L’Unione Europea era sull’orlo di un accordo commerciale con Trump. Ha messo in pausa l’accordo, poiché molte delle sue esportazioni verso gli Stati Uniti saranno ora addebitate a un tasso del 30%.

Hakeem Jeffries, il leader dei democratici alla Camera, ha scritto su X che la decisione della Corte Suprema è “un’altra sconfitta schiacciante per l’aspirante re”. Trump è certamente sulla stata per aumentare le sconfitte.

Avrebbe dovuto vederlo arrivare. Il sessantaquattro per cento degli americani non si piace della sua politica tariffaria per il suo ovviamente impatto negativo su tutti tranne che sui ricchi. Poche persone sono state persuase dall’argomento trumpiano secondo cui le tariffe sono pagate dagli stranieri.

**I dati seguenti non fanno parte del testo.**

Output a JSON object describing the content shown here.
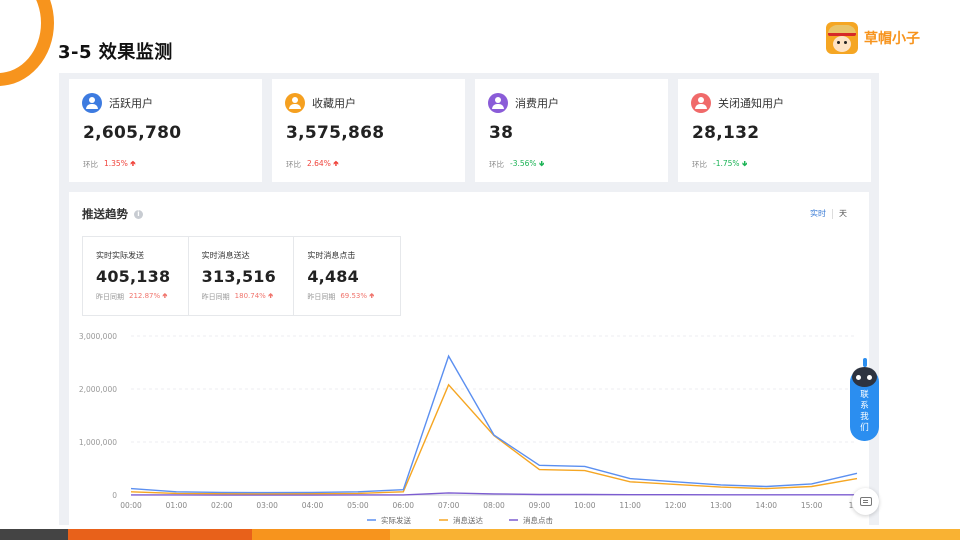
{
  "slide": {
    "title": "3-5 效果监测"
  },
  "brand": {
    "name": "草帽小子",
    "logo_icon": "straw-hat-boy-logo"
  },
  "kpis": [
    {
      "label": "活跃用户",
      "value": "2,605,780",
      "cmp_label": "环比",
      "cmp_value": "1.35%",
      "trend": "up",
      "icon_color": "#3d7be0"
    },
    {
      "label": "收藏用户",
      "value": "3,575,868",
      "cmp_label": "环比",
      "cmp_value": "2.64%",
      "trend": "up",
      "icon_color": "#f5a020"
    },
    {
      "label": "消费用户",
      "value": "38",
      "cmp_label": "环比",
      "cmp_value": "-3.56%",
      "trend": "down",
      "icon_color": "#8a5cd8"
    },
    {
      "label": "关闭通知用户",
      "value": "28,132",
      "cmp_label": "环比",
      "cmp_value": "-1.75%",
      "trend": "down",
      "icon_color": "#f06a6a"
    }
  ],
  "trend": {
    "title": "推送趋势",
    "toggle": {
      "realtime": "实时",
      "day": "天"
    },
    "realtime": [
      {
        "label": "实时实际发送",
        "value": "405,138",
        "cmp_label": "昨日同期",
        "cmp_value": "212.87%"
      },
      {
        "label": "实时消息送达",
        "value": "313,516",
        "cmp_label": "昨日同期",
        "cmp_value": "180.74%"
      },
      {
        "label": "实时消息点击",
        "value": "4,484",
        "cmp_label": "昨日同期",
        "cmp_value": "69.53%"
      }
    ]
  },
  "chart_data": {
    "type": "line",
    "x": [
      "00:00",
      "01:00",
      "02:00",
      "03:00",
      "04:00",
      "05:00",
      "06:00",
      "07:00",
      "08:00",
      "09:00",
      "10:00",
      "11:00",
      "12:00",
      "13:00",
      "14:00",
      "15:00",
      "16:00"
    ],
    "x_tick_labels": [
      "00:00",
      "01:00",
      "02:00",
      "03:00",
      "04:00",
      "05:00",
      "06:00",
      "07:00",
      "08:00",
      "09:00",
      "10:00",
      "11:00",
      "12:00",
      "13:00",
      "14:00",
      "15:00",
      "16:0"
    ],
    "y_tick_labels": [
      "3,000,000",
      "2,000,000",
      "1,000,000",
      "0"
    ],
    "ylim": [
      0,
      3000000
    ],
    "grid": true,
    "legend": "bottom",
    "series": [
      {
        "name": "实际发送",
        "color": "#5b8ff0",
        "values": [
          120000,
          60000,
          50000,
          45000,
          50000,
          60000,
          100000,
          2620000,
          1130000,
          560000,
          540000,
          310000,
          250000,
          190000,
          160000,
          210000,
          410000
        ]
      },
      {
        "name": "消息送达",
        "color": "#f5a623",
        "values": [
          60000,
          30000,
          25000,
          22000,
          25000,
          30000,
          60000,
          2080000,
          1120000,
          480000,
          460000,
          250000,
          200000,
          150000,
          120000,
          160000,
          310000
        ]
      },
      {
        "name": "消息点击",
        "color": "#7c5cd0",
        "values": [
          2000,
          1000,
          800,
          700,
          800,
          1000,
          2000,
          40000,
          20000,
          10000,
          9000,
          6000,
          5000,
          4000,
          3500,
          4000,
          4500
        ]
      }
    ]
  },
  "contact": {
    "label": [
      "联",
      "系",
      "我",
      "们"
    ]
  },
  "bottom_bar_colors": [
    "#444444",
    "#e8611a",
    "#f7941d",
    "#f9b233"
  ]
}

Nemmeno la maggioranza conservatrice della Corte Suprema, che ha accettato così tanti elementi della presa di potere di Trump, potrebbe accettare che l’armamento delle tariffe da parte di un presidente possa aggirare l’autorità del Congresso ai sensi della legge. È meglio che i compari repubblicani di Trump al Congresso prestino attenzione, dal momento che Trump chiaramente non lo farà.

“Non devo” lavorare con il Congresso, dice Trump. “Ho il diritto di fare tariffe”. Parlato come un aspirante re.

Di Mel Gurtov

Mel Gurtov è Professore emerito di Scienze politiche alla Portland State University.